Falando em futebol, 51% dos brasileiros prefeririam ter uma conversa com o Neymar e 49% bateriam um papo com Marcos Pontes, o primeiro brasileiro a ser lançado no espaço. O equilíbrio desses números só mostra o quanto o brasileiro está interessado em ciência. Segundo pesquisa do Instituto 3M, brasileiros têm mais confiança na ciência e entendem seu papel de forma mais expressiva do que cidadãos de outros países, mas admitem que seu conhecimento sobre o assunto ainda é limitado. A preocupação com o futuro também é latente — 95% dos pais que responderam ao questionário manifestam o desejo de que seus filhos sejam mais informados sobre ciência. O sentimento geral é de que, se tivesse o investimento que precisa, o Brasil estaria na vanguarda científica. Todo mundo que trabalha com ciência concorda.

Curiosamente, o número de pesquisadores ativos só cresceu nos últimos anos, vai entender. Pelo menos a qualidade das pesquisas realizadas no país não condizem em nada com a qualidade dos investimentos destinados a elas. Adivinha quem fez a correlação da Zika com a microcefalia pela primeira vez? Pois é, uma brasileira. E quem foi o primeiro país da América Latina a disponibilizar a versão mais efetiva da terapia antirretroviral de graça pra todo mundo que precisa? Brasil de novo. E quem acabou de descobrir o maior vírus do mundo? Acertou, foram pesquisadores brasileiros. Dentre todas as pesquisas inovadoras que estão sendo feitas agora, esses são apenas três exemplos do que a ciência brasileira pode fazer enquanto passa pelo pior momento de sua história.

Apesar da opinião pública parecer estar a favor dos cientistas, ela ainda é motivada por uma noção mais abstrata e intimidante do que é a ciência. Além disso, o reconhecimento dos benefícios científicos é mais facilmente apontado quando se trata de uma dimensão coletiva. Os frutos do desenvolvimento científico são muito mais difíceis de se destacar na vida individual dos cidadãos: dois em cada três brasileiros não acha que ciência faz tanta diferença assim no cotidiano. Parte da culpa por esse fenômeno recai sobre a própria comunidade acadêmica que, ao priorizar o diálogo com os restritos espaços das universidades, fóruns e simpósios, cria uma barreira — sobretudo física — que impede a troca de experiências entre entidades científicas e a sociedade na qual estão inseridas.

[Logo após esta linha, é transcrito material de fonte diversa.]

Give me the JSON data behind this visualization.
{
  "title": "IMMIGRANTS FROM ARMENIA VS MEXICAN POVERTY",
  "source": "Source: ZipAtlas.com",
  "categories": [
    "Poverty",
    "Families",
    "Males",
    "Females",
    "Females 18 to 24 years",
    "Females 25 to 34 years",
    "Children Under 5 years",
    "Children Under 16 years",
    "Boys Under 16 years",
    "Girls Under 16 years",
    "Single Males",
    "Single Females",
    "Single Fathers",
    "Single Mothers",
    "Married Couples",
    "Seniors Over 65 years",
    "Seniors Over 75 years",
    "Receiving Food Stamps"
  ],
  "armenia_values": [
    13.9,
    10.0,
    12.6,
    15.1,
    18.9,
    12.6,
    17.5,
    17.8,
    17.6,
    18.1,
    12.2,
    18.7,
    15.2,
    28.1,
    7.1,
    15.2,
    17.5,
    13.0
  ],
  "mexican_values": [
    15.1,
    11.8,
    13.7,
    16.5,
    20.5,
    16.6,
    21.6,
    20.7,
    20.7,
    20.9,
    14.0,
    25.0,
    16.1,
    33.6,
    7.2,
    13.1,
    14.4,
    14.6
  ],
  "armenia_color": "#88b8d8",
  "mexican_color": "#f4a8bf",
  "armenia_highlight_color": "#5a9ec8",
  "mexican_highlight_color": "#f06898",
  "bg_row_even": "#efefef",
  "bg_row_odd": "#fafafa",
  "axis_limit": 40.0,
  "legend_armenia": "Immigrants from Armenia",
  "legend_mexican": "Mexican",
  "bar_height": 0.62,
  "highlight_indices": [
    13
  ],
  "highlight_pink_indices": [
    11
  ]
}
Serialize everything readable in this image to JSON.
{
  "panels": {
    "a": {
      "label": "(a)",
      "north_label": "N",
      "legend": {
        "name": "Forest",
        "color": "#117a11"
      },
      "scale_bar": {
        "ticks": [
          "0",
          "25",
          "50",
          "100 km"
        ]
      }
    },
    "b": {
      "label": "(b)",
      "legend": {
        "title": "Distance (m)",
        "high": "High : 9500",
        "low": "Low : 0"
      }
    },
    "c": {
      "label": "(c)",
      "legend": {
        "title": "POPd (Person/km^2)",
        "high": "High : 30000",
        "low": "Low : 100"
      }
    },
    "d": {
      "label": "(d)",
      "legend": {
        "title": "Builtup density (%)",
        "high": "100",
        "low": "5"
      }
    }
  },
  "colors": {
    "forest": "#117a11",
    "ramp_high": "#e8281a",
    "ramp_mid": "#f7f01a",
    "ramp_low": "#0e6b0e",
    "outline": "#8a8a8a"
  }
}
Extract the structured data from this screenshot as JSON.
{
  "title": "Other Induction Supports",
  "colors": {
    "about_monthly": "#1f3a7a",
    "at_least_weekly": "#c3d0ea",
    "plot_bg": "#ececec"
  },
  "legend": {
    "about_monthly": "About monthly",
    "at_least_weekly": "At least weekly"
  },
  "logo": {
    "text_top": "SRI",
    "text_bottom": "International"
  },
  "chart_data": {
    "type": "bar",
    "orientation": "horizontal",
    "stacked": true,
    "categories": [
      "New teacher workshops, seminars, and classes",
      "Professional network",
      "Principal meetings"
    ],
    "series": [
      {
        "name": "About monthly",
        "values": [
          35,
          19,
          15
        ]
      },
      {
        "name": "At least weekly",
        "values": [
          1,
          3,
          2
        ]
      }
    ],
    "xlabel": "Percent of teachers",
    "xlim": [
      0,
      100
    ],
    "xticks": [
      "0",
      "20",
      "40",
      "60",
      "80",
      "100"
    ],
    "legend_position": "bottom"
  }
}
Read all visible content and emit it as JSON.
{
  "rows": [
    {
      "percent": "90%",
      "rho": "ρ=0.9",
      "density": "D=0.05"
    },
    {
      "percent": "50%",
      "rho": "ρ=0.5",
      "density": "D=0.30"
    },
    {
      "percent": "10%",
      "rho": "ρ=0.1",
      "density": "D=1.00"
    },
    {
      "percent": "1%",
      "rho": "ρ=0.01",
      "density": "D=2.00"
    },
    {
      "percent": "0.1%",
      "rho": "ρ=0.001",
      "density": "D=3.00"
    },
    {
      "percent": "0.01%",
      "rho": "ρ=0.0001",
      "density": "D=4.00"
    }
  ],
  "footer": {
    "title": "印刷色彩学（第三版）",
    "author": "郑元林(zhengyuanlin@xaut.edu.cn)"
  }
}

Esforços no sentido de amenizar esse problema têm sido notáveis, entretanto. O número de programas de incentivo à divulgação científica tem crescido expressivamente, principalmente por conta do contexto político e econômico atual. Iniciativas como Pint Of Science e o Science Slam, eventos que incentivam pesquisadores a usarem uma linguagem menos acadêmica e tirar a pesquisa dos laboratórios, são exemplos de como a ciência pode se beneficiar com a abertura do diálogo com sociedade. Essas atividades criam espaços públicos de discussões que têm o potencial de mobilizar a população e transformar discursos em políticas públicas com resultados notáveis.

Para sobreviver, a ciência vai precisar a aprender a conversar.